Tout faire pour "ne pas perdre la tradition" de Noël
Parmi les sinistrés, certains avaient prévu d’être l'hôte du repas de Noël, comme Bénédicte Loison. Sinistrée de Guînes relogée dans une maison grâce à des amis, elle reçoit pour le déjeuner du 25 décembre (presque) comme si de rien n'était. “On va chercher des affaires tous les jours dans l'autre maison, on attend les devis et les experts, on a quand même les inondations dans le coin de notre tête”, explique-t-elle.
Mère d'une petite fille de 8 ans, elle “essaie quand même de faire le Noël le plus familial pour ne pas la traumatiser.” Pour l'enfant, il était “important de recevoir les cousins et cousines pour ne pas perdre la tradition et garder l’esprit de Noël”, confie Bénédicte Loison.
Au lieu d’avoir un jouet à 100€ ce sera un à 20€ ou 30€
Bénédicte Loison
Pour le réveillon, Louison Decalf “aurai[t] pu installer tout l’électroménager commandé et passer un bon Noël”. Des problèmes avec la banque l’en empêchent, “elle me donne l’argent au compte-gouttes, je suis sinistré, je viens de recevoir les sous de l'assurance, j’en ai besoin” s’indigne cet habitant de Guînes. Il a dû faire une croix - pour l’instant - sur sa commande de 4 000€ pour remeubler son logement. “Je n’ai plus de congélateur, plus de four” continue-t-il en expliquant qu’“il est techniquement impossible de recevoir [s]es enfants comme prévu.”
Chez Bénédicte Loison, le repas de Noël se fait avec parcimonie. “On fait le minimum, on priorise” explique l’hôte qui remercie ses proches pour leur compréhension car “tout le monde amène quelque chose à manger pour réduire le budget.”
Les économies se font aussi sous le sapin, avec des cadeaux moins chers ou d’occasion confie la mère de famille. “Au lieu d’avoir un jouet à 100€ ce sera un à 20€ ou 30€” admet Bénédicte Loison qui a aussi dû “expliquer à la famille que cette année on ne peut pas en offrir à tout le monde.” Sur sa liste de vœux au père Noël, la famille aurait voulu pouvoir demander “un petit chèque”.

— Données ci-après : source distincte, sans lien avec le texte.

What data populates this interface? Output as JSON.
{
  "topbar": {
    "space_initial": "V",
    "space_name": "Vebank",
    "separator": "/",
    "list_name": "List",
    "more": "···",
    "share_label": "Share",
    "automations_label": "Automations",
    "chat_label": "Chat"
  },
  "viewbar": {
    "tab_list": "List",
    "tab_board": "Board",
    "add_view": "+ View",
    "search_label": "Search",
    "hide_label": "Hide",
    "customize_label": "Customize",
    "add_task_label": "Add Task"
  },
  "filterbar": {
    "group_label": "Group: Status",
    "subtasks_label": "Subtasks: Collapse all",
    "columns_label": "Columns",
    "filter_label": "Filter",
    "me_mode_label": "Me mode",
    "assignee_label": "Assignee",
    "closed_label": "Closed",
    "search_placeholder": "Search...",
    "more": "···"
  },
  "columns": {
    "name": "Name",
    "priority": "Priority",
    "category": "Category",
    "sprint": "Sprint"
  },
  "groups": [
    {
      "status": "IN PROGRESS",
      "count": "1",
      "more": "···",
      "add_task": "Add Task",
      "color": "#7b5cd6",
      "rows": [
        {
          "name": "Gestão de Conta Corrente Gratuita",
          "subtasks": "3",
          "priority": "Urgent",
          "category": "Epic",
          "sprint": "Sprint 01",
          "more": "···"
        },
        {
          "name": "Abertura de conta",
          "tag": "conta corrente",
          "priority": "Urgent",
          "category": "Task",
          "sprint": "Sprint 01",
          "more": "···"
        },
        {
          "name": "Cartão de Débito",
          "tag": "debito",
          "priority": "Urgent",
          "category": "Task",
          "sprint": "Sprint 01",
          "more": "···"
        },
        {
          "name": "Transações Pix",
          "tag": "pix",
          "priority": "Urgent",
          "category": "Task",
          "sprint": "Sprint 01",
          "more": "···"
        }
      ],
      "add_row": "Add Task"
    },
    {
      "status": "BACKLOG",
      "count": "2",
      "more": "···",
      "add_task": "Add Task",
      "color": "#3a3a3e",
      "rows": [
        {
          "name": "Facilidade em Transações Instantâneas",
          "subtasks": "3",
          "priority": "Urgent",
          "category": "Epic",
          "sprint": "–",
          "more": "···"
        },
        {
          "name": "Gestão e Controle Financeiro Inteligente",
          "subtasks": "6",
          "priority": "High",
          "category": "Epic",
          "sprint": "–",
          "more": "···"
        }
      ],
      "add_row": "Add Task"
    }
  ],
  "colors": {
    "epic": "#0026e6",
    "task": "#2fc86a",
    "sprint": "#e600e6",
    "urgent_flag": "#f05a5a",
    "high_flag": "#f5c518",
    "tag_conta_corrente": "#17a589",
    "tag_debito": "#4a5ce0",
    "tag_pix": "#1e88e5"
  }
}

Acheter un cadeau, ce n’est pas l’histoire
Vincent Maquignon
À ses enfants, Virginie Drouette a dû leur expliquer “sans tourner autour du pot” que cette année, il est “plus compliqué d’avoir les cadeaux qu’ils voudraient.” Les travaux de la maison ne sont pas encore chiffrés, mais “rien que pour le matériel, j’en ai pour plus de 7 000€” confie-t-elle.

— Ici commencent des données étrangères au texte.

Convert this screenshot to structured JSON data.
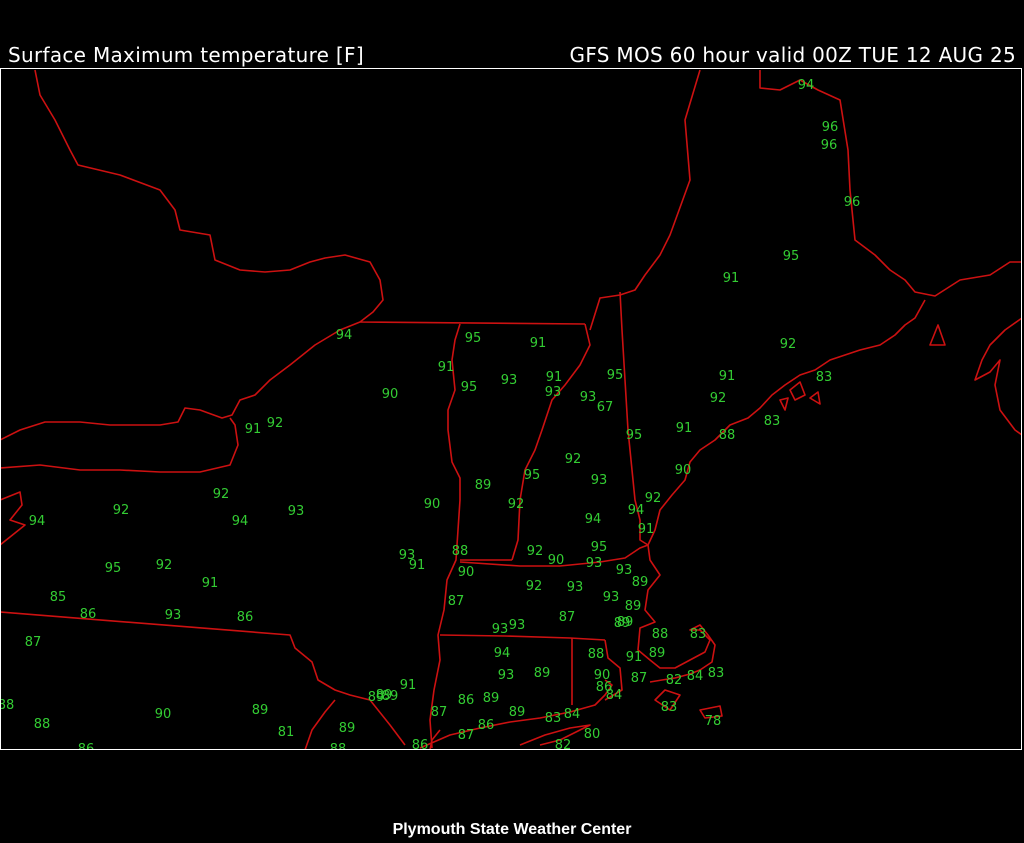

Chaque parent sinistré adapte ses cadeaux
Pour le père de deux garçons de 15 et 20 ans, “acheter un cadeau, ce n’est pas l’histoire.” Lui, il apprécie de se retrouver en famille. Cette année, il sacrifie ce moment, au profit de sa bataille quotidienne avec les assurances. “On se demande ce qu’ils nous accordent”, soit 800€ mensuels pendant six mois pour le loyer de la maison dans laquelle ils sont relogés.

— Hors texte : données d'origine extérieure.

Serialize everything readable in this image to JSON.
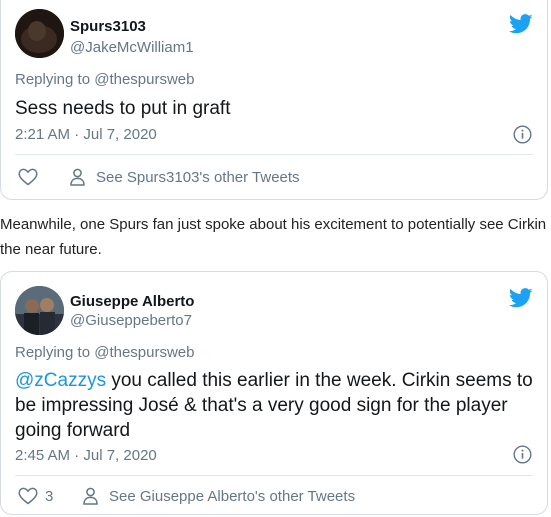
{
  "tweets": [
    {
      "author_name": "Spurs3103",
      "author_handle": "@JakeMcWilliam1",
      "replying_to_prefix": "Replying to ",
      "replying_to_handle": "@thespursweb",
      "text": "Sess needs to put in graft",
      "timestamp": "2:21 AM · Jul 7, 2020",
      "like_count": "",
      "other_tweets_label": "See Spurs3103's other Tweets"
    },
    {
      "author_name": "Giuseppe Alberto",
      "author_handle": "@Giuseppeberto7",
      "replying_to_prefix": "Replying to ",
      "replying_to_handle": "@thespursweb",
      "text_mention": "@zCazzys",
      "text_line1_rest": " you called this earlier in the week. Cirkin seems to",
      "text_line2": "be impressing José & that's a very good sign for the player",
      "text_line3": "going forward",
      "timestamp": "2:45 AM · Jul 7, 2020",
      "like_count": "3",
      "other_tweets_label": "See Giuseppe Alberto's other Tweets"
    }
  ],
  "article": {
    "line1": "Meanwhile, one Spurs fan just spoke about his excitement to potentially see Cirkin i",
    "line2": "the near future."
  },
  "colors": {
    "twitter_blue": "#1da1f2",
    "mention_blue": "#1b95e0",
    "secondary_text": "#657786",
    "card_border": "#d6dbe0"
  },
  "icons": {
    "brand": "twitter-bird-icon",
    "info": "info-icon",
    "like": "heart-icon",
    "profile": "person-icon"
  }
}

Noël c'est moins les cadeaux mais plus la famille, pour se retrouver.
Bénédicte Loison
À 8 ans, la fille de Bénédicte Loison “ne croit plus au père Noël”, ce qui rend moins difficile l’explication des restrictions financières autour des cadeaux. L’enfant comprend tout à fait et relativise sa liste de vœux “ça maman je n’en ai pas besoin, je ne vais pas jouer avec” lui a-t-elle dit. “Elle voulait une grande dînette en bois et m’a dit ‘on ne va pas l’offrir à Noël parce qu’on n’a pas la maison’, donc ça sera pour son anniversaire en mai, si on est à nouveau à la maison” raconte la maman, étonnée “d’entendre ces paroles d’adulte” de la bouche de sa fille.
Dans ce parcours sinueux, la sinistrée de Guînes revoit sa vision de Noël qui représente “moins les cadeaux mais plus la famille, pour se retrouver.” Cette année elle est aussi détachée de l’esprit des fêtes “on fait les choses à la dernière minute, parce qu’il faut mais on n’a ps l’esprit de Noël” déplore la mère de famille. Cela reste une “parenthèse de 2 ou 3 jours où ça fait du bien de penser à autre chose” reconnaît-elle finalement.